USA: checks and balances in the age of chaos

by Jonathan Todd

“I don’t want to talk to anyone about anything right now,” she exploded. With tears in her eyes, she retreated to a back room.

This was how the Democratic congresswoman Barbara Jordan, an eloquent contributor to the committee that voted to impeach President Nixon, reacted to a request for comment immediately after the vote.
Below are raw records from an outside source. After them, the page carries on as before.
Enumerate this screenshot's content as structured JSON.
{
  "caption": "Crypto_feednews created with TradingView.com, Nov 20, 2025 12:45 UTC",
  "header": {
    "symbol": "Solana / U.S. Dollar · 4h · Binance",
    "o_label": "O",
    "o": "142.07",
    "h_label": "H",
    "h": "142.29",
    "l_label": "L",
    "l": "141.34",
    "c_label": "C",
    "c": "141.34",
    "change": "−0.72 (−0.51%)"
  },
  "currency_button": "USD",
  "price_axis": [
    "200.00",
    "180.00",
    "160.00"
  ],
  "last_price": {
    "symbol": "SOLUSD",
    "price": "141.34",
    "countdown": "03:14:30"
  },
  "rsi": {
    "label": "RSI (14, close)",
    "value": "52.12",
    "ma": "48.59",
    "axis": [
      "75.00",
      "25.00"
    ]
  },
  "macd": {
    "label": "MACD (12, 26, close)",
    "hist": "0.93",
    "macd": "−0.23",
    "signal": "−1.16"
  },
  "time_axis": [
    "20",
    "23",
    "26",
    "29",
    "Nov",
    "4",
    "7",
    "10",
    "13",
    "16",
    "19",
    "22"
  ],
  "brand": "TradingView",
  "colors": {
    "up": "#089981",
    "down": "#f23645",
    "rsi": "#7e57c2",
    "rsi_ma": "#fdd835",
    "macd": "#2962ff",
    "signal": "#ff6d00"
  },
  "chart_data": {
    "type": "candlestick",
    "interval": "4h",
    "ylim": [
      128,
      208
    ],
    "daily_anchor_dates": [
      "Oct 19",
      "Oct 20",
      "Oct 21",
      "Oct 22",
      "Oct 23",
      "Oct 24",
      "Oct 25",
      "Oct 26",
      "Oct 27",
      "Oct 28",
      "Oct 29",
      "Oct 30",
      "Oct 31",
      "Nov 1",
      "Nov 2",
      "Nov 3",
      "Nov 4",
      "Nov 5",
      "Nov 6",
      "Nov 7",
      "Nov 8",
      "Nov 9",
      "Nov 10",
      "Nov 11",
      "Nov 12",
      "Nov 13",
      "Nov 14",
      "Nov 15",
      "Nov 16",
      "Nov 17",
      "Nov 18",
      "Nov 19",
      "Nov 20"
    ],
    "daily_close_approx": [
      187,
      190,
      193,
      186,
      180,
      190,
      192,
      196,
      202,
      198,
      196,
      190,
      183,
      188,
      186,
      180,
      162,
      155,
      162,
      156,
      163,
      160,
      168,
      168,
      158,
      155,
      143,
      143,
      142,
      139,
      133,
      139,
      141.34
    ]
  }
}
This request came from Michael Sandel, later a distinguished philosopher, then a newspaper intern.

Sandel recalled this encounter when the House began impeachment proceedings against President Clinton in 1998. While Barbara Jordan’s explosion demonstrated that even Democrats opposed to Nixon recognised the magnitude of impeachment, partisan passions against Clinton overrode any such recognition on the part of many Republicans 24 years later. 13 years hence, and the trends evidenced by the contrasting attitudes of Democrats to Nixon and Republicans to Clinton have hardly dissipated.

Many Republicans today would throw a tea party on the White House lawn, rather than discretely sob, if president Obama were impeached. This is in spite of the fact that impeachment should only properly occur when the constitutional system is seriously threatened. No matter that such a threat is inherently a matter of national tribulation; glee could be expected from those who seem consumed only by tribalism. The “Nazi Socialist Communist Muslim” would have got his comeuppance.

Watergate wrenched the scales from America’s eyes. But not so long prior to this, president Kennedy had private morals loose enough to make a French politician blush. These foibles weren’t widely known and he was revered, if for nothing else, simply for being the holder of the office that he held. Now these indiscretions are dramatised like an episode of keeping up with the Kardashians. The age of deference is gone and politicians are swept along on a tell-all celebrity tide.

While Obama retains a scholarly air, there is something rather tell-all about arriving in office with two autobiographies behind you. More significant than Obama’s willingness to tell-all, is the number of Americans for whom no matter how much he tells, his truths will never be accepted. And no matter how much he compromises, these compromises will never be reciprocated. He is someone they refuse to try to understand and who they are incapable of dealing with in good faith.

Lots of Tories felt the same way about Tony Blair and Gordon Brown. The difference is that these prime ministers never had to win a proportion of their opponents over to get their way. They had a majority in the Commons, and the Lords only ever resisted for so long. In contrast, Obama’s party has no majority in the House or filibuster majority in the Senate.

The political pendulum swings more violently in majoritarian systems such as ours. The checks and balances restrain it in the US. Part of the reason that I support a second chamber elected by PR in the UK is because a somewhat more democratic restraint on the executive would be to the benefit of our system. The US now appears, however, a case study in what can go wrong when this restraint is too sharp. With Republicans so trenchantly refusing to play ball with Obama, the pendulum rests not on a radical centre, a cross-dressed mix of the best of Democrat and Republican ideas, but upon dysfunction.

The checks and balances hardwire the necessity of reaching across the aisle into the American system. Yet Washington DC has become increasingly dominated by politicians as dogmatic as the hardest edged British whips. It’s not just a matter of not compromising with the enemy for many, but not compromising with reality either.

In reality managing US debt requires tax rises. In reality immigration reform must include pathways to citizenship for the 11m illegal immigrants slogging away in the US economy. In reality Obama’s health care reform looks remarkably like the proposals with which Republicans countered Hilary Clinton’s plans in the 1990s, not the road to serfdom. In reality prices have risen at the pumps but remain a fraction of European levels, environmentally unsustainable and only likely to continue to rise given finite supply. In reality Obama is a prisoner of the Republican refusal to accept reality. The debt ceiling fiasco isn’t an exception, but indicative of a deeper malaise.

The genius of the founding fathers was that in less partisan times radical centres could be found and that checks and balances restrained government before it did too much damage to the extraordinary entrepreneurial, industrious and proud American people. Powerful though these qualities remain on the part of the people, America faces new challenges that it won’t meet without improved public policy. Its checks and balances will prevent this so long as the civic decency and ability to see the national interest of Barbara Jordan is in so short a supply.

This is a conundrum that only those confident of the capacity of Europe and China to extend freedom globally can be sanguine about. In other words, it would be foolhardy not to be concerned.

Jonathan Todd is Labour Uncut’s economic columnist.